Il convient donc de retenir la somme de 1 700,62 euros (2 040,74 – 340,12) au titre de sa perte de revenus pour le mois de mai, soit une perte globale de salaire en avril et mai 2023 de 3'469,26 euros (1 700,62 + 1 768,64).
Le requérant excipe également d’une perte de chance de réussir son examen du baccalauréat professionnel qu’il justifie par le fait que son incarcération ne lui a pas permis d’assister aux 'enseignements cruciaux’ dispensés sur cette période et qu’il n’était pas en condition psychologique de passer les épreuves à sa libération.
Toutefois, l’agent judiciaire de l’Etat relève valablement que la formation s’est déroulée sur deux ans, que certaines épreuves donnaient lieu à une évaluation sur des projets élaborés tout au long du cursus scolaire et que M. [W] ne s’est pas présenté à deux épreuves.
De plus, ce dernier ne démontre pas qu’une grande partie des épreuves se serait déroulée postérieurement à sa libération ni que les 'enseignements cruciaux’ auraient été dispensés pendant le mois et demi de son incarcération.
Ainsi, au regard de ces éléments et du fait que la lecture du relevé de notes montre que des notes inférieures à 5/20 ont été obtenues dans près d’un tiers des épreuves, la perte de chance ne revêt pas de caractère sérieux ouvrant droit à une indemnisation.
Enfin, M. [W] réclame à tort l’indemnisation d’un préjudice scolaire constitué par la perte de la possibilité d’obtenir une rémunération pour la préparation à la session 2024, lequel n’est pas en lien direct avec la détention provisoire mais découle de l’échec aux épreuves de la session 2023.
Cette demande sera donc rejetée.
Sur les autres demandes :
La nature du litige conduit à laisser les dépens à la charge du Trésor public.
M. [R] [W] est en droit de réclamer l’indemnisation des frais non compris dans les dépens.
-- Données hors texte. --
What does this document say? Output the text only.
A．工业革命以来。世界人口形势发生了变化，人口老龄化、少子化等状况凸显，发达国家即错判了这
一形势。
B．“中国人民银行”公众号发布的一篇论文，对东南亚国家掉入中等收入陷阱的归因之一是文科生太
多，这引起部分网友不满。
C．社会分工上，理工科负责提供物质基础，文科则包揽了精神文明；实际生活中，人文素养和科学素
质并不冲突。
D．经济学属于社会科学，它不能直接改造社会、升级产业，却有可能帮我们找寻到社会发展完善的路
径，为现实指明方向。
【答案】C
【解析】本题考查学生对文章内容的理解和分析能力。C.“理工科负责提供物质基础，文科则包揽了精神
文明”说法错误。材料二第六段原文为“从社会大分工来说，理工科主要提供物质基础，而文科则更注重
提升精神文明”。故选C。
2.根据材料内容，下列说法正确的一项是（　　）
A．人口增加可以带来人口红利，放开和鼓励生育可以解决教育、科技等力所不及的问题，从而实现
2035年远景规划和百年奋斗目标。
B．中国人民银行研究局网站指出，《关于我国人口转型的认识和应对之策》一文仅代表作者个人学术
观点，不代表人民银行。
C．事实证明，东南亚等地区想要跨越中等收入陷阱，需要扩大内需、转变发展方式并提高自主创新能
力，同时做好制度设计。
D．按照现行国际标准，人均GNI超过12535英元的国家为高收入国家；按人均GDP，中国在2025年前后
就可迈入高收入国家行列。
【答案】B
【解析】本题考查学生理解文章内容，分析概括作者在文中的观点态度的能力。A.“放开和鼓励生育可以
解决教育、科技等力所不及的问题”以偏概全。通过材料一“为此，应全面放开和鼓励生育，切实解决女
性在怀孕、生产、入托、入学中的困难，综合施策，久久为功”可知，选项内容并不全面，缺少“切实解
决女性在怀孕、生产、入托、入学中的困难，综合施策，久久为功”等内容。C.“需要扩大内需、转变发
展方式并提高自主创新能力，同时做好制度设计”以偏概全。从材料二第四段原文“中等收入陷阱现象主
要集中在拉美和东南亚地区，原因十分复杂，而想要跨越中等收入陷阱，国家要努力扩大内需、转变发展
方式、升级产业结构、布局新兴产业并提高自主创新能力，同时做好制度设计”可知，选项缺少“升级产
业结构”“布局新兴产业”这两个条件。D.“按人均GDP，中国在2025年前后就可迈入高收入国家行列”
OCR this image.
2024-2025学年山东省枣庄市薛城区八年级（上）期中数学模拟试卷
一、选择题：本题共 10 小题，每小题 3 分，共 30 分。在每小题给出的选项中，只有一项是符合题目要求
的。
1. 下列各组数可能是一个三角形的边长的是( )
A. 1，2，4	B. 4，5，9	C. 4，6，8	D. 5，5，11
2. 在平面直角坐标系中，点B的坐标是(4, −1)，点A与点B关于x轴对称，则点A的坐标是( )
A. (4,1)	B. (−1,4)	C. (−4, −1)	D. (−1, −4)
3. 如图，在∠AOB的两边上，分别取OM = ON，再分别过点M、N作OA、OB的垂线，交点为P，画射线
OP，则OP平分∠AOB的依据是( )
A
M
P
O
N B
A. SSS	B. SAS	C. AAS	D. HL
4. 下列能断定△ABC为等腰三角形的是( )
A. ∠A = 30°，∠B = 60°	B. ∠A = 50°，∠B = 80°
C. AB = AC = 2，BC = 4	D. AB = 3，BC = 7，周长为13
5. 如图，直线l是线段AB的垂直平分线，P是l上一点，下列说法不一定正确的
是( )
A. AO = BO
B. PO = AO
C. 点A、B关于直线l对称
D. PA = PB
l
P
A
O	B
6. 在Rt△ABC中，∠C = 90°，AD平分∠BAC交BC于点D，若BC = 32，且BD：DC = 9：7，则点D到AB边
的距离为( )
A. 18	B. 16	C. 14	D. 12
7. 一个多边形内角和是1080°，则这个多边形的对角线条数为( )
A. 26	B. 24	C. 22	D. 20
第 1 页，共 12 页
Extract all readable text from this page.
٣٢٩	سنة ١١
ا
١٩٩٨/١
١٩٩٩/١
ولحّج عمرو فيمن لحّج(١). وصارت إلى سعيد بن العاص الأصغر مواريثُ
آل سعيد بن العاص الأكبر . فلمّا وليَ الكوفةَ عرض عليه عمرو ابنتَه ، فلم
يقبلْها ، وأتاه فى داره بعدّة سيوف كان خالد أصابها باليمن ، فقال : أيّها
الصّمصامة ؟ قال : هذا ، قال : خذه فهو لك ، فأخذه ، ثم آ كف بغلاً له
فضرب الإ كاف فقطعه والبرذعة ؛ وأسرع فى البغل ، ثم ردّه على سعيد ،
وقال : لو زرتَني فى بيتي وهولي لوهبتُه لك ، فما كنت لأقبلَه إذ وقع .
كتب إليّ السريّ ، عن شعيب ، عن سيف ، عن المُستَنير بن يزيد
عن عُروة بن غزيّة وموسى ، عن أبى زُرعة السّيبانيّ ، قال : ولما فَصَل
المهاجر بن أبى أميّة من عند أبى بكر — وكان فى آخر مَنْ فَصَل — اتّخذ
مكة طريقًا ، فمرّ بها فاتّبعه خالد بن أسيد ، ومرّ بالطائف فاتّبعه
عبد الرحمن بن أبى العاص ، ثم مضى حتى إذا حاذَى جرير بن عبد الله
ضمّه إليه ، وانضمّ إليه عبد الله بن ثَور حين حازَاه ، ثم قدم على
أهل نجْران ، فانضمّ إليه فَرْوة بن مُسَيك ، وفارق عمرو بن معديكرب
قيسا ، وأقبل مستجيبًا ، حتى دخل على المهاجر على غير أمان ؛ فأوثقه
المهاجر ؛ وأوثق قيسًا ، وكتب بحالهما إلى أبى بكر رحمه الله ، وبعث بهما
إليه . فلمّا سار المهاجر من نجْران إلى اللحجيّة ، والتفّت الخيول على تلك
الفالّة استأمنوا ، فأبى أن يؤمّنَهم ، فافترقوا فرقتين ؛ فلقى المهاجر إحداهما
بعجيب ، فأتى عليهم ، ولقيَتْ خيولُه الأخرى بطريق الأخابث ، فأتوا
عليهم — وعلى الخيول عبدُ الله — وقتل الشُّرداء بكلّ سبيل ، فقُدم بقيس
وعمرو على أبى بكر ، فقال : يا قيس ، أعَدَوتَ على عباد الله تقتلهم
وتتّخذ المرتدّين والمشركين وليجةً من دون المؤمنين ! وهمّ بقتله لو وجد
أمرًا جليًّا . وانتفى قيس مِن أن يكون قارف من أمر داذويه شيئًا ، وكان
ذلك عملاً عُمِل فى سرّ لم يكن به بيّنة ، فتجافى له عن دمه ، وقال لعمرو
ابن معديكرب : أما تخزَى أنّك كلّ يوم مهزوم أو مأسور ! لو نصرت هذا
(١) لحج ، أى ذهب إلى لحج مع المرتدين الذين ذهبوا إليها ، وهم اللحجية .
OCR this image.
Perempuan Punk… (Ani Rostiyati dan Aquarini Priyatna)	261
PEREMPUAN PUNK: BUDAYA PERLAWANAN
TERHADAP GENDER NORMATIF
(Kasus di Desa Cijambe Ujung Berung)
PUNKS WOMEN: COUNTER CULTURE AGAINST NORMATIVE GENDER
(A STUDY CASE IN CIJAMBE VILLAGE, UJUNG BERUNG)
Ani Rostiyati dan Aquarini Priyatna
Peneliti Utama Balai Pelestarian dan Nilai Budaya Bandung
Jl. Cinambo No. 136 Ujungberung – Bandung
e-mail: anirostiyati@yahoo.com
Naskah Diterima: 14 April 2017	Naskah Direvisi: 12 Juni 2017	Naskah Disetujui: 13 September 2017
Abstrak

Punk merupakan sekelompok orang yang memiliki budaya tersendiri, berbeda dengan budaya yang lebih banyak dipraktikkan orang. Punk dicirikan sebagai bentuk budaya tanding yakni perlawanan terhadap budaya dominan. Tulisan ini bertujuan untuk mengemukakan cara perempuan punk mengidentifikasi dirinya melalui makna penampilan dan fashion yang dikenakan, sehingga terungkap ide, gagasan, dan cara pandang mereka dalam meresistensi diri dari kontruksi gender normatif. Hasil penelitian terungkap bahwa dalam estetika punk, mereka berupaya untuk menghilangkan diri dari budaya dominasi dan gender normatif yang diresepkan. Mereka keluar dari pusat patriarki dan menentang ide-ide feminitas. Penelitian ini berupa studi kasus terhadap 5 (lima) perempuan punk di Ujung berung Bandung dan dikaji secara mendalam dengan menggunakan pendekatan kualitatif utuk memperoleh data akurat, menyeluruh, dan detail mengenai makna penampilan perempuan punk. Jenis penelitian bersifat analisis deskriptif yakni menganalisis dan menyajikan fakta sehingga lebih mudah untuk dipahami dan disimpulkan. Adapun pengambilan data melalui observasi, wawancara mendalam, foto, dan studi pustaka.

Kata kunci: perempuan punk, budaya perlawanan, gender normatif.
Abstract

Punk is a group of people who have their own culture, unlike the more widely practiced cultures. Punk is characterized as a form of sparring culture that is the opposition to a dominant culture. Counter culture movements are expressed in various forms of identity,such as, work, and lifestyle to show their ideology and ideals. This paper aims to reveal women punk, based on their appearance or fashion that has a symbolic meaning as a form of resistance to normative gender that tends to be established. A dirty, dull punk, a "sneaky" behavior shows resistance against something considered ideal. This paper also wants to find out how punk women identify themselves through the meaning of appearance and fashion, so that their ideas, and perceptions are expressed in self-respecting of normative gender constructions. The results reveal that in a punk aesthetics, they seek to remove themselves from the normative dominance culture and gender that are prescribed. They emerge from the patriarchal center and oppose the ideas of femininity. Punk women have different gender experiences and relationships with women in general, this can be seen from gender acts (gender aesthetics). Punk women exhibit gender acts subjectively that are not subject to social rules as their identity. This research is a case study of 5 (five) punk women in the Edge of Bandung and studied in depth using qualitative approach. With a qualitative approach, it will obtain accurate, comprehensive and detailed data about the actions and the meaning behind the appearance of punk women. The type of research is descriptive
Il lui sera alloué la somme de 1 200 euros au titre de l’article 700 du code de procédure civile.
— :-:-:-:-
PAR CES MOTIFS
Statuant par ordonnance contradictoire,
Déclarons recevable la requête de M. [R] [W],
Allouons à M. [R] [W] les sommes de :
— 8 800 euros en réparation de son préjudice moral,
— 3'469,26 euros en réparation de son préjudice matériel,
— 1 200 euros au titre de l’article 700 du code de procédure civile,
Rejetons le surplus des demandes,
Laissons les dépens à la charge du Trésor public.